Manga, 31, expects to finish the year with sales topping $2.7 million. He credits great customer service for continued growth, but great product – Outset games garnered a dozen best product awards in 2003 – and continued product development also play a big part in the company’s success.
Manga started the business in his spare bedroom with about $220,000 in startup investment garnered from friends and family after major banks refused financing.
“In retrospect, it was the right decision on the banks’ part,” said Manga. “There are lots of guys with garages full of games they can’t sell.”
The first year he sold 9,840 copies of The All Canadian Trivia Game. At the time, a best-seller sold 5,000 copies. The next year, 32,000 games sold; this year, about 100,000 copies.
In 1999 he brought out a hockey trivia game and cracked the U.S. market.
Now more than half Outset’s sales are south of the border, served from a warehouse in Plattsburgh, N.Y. Canadian customers are served from a warehouse in Montreal.
“We’re been profitable every year but one,” he says. The exceptional year was 2002, when his main distributor went bankrupt, sinking a third of Outset’s annual revenue.
But sales were burgeoning, and Outset expanded its line and now produces more than 40 different games. “We have great games,” says Manga, “but we’re not the only people with high-end games.
“Sales are consistently up year over year because of our great service.”
He cites same- or next-day shipping, breaks on shipping costs, no minimum purchase requirement and 100-per-cent returns as reasons retailers keep Outset games on their shelves.
But quality of product and a developing list of new products is what spurs retailers to keep restocking those shelves. In 2003, Outset won a dozen awards for both quality of product and business practice, including:
* Similarus and Telepaths won Canadian Toy Testing Council (CTTC) Best Bet awards.
8 Conjecture for Kids won a CTTC three-star award and made Dr. Toy’s Best Vacation Products list.
* Professor Noggin’s card game series titles won a CTTC three-star award, a Children’s Media Award from Parent’s Guide; a Gold Award from National Parenting Publications; a Parenting for High Potential Magazine Award from the National Association for Gifted Children; and made Dr. Toy’s Best Vacation Products list.
* The All American Trivia Junior Board Game won a Teacher’s Choice Award from Learning Magazine.
* The Great North American Bird Watching Trivia Game won Product of the Year Award from Informal Education Products.
* David Manga received the Greater Victoria Chamber of Commerce Young Entrepreneur Award;
* Outset Media received Manufacturer of the Year award from the Vancouver Island Business Excellence Awards.
And with Telepaths making GAMES Magazine’s 100 list for 2004, the honours are likely to continue.

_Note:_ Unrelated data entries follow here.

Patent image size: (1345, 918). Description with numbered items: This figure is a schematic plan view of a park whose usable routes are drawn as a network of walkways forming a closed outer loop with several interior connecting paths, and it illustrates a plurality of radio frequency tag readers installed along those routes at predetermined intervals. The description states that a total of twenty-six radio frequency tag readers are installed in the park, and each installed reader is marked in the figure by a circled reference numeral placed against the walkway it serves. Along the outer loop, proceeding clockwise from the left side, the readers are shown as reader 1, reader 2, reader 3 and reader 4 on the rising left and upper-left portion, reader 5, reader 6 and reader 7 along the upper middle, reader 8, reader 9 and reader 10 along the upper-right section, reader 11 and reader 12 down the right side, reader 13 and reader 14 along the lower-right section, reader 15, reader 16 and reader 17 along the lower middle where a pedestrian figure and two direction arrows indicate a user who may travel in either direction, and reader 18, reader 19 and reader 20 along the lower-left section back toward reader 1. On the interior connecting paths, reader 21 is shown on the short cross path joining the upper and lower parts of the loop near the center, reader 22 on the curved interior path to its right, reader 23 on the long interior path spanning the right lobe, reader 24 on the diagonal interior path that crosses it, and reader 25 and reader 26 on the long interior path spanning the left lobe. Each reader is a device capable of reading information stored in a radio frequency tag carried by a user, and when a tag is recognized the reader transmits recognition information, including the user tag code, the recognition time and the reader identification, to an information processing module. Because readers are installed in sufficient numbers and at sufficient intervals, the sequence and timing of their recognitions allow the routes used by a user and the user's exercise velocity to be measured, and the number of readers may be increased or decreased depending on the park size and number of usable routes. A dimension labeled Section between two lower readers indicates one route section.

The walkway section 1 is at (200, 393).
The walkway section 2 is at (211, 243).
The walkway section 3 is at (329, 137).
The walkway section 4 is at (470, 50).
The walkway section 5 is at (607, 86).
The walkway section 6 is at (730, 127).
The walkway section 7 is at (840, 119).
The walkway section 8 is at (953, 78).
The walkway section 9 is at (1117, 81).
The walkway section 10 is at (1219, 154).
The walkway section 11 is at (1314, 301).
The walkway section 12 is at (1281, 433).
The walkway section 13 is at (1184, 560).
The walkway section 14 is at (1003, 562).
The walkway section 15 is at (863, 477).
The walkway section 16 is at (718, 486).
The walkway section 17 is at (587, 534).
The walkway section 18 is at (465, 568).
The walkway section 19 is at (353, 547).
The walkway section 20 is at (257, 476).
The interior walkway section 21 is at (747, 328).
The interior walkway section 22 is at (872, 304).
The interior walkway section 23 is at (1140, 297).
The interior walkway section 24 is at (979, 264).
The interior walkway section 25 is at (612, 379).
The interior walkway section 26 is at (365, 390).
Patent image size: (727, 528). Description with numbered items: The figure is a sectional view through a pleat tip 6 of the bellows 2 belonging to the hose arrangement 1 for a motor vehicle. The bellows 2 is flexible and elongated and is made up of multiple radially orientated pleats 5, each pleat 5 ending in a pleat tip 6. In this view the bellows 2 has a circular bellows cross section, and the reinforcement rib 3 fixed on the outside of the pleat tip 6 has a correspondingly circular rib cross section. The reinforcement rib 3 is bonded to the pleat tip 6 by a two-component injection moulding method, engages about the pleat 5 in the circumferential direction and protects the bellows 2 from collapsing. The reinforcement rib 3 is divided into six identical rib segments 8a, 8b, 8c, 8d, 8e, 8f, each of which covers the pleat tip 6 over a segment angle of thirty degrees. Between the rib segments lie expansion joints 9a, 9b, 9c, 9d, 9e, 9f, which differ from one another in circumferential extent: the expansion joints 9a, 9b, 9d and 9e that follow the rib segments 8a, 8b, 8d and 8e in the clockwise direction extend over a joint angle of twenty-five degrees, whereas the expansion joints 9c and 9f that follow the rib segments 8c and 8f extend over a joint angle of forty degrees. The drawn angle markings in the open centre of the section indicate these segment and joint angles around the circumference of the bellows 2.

So, too, the number of new games titles. Now that Outset’s staff has grown to nine (and counting), Manga is no longer solely responsible for research and development.

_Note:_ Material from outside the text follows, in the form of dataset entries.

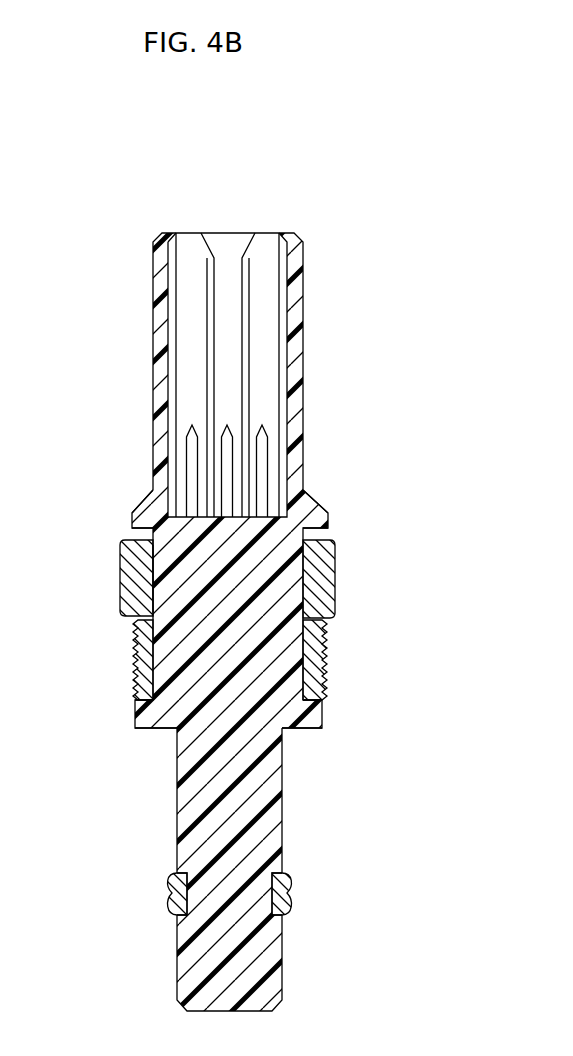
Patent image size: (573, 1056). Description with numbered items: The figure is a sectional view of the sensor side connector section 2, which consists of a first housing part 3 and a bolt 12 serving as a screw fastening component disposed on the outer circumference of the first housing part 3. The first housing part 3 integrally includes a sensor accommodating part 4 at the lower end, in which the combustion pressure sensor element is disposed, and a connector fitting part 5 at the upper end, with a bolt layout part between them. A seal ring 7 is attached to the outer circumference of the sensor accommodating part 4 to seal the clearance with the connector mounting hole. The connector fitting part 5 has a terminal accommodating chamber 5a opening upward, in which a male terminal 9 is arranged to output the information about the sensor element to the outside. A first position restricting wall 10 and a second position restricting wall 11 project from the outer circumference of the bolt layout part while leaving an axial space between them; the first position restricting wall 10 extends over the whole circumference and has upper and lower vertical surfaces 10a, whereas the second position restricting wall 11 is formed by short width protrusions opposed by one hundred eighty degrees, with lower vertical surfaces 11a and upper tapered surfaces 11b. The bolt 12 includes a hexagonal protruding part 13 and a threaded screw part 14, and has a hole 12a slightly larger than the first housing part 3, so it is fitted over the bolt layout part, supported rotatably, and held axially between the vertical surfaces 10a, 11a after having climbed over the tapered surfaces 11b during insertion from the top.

The sensor side connector section 2 is at (122, 247).
The first housing part 3 is at (318, 397).
The sensor accommodating part 4 is at (265, 956).
The connector fitting part 5 is at (300, 333).
The terminal accommodating chamber 5a is at (278, 287).
The seal ring 7 is at (292, 879).
The male terminal 9 is at (225, 430).
The first position restricting wall 10 is at (125, 712).
The vertical surfaces 10a is at (142, 692).
The second position restricting wall 11 is at (120, 512).
The vertical surfaces 11a is at (137, 533).
The tapered surfaces 11b is at (140, 497).
The bolt 12 is at (110, 577).
The hole 12a is at (160, 603).
The hexagonal protruding part 13 is at (320, 578).
The screw part 14 is at (328, 643).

Even as the company was shipping out orders for its largest Christmas retail season, a new game in which players are required to find missing antiquities and return them to their home countries was in the final phases of development, ready to launch.
Manga doesn’t see an end to growth. “The board game market is growing fast,” he says.
Board games are filling social needs spawned by economics and technology.
Television audiences are shrinking and must-see family shows on weekend nights are disappearing. Families that used to unwind together in front of the TV are now turning to board games to fill the void.
Family entertainment is costly. A one-evening treat such as a movie, a concert or the club scene can eat through the family’s entire entertainment budget.
A similar amount spent on a game promises many evenings of fun.
Parents, grandparents and teachers are buying board and card games to lure kids away from computer games – and kids are taking the bait, finding family contact preferable to virtual reality.
Such demographic shifts help Outset to keep playing – and coming up a winner.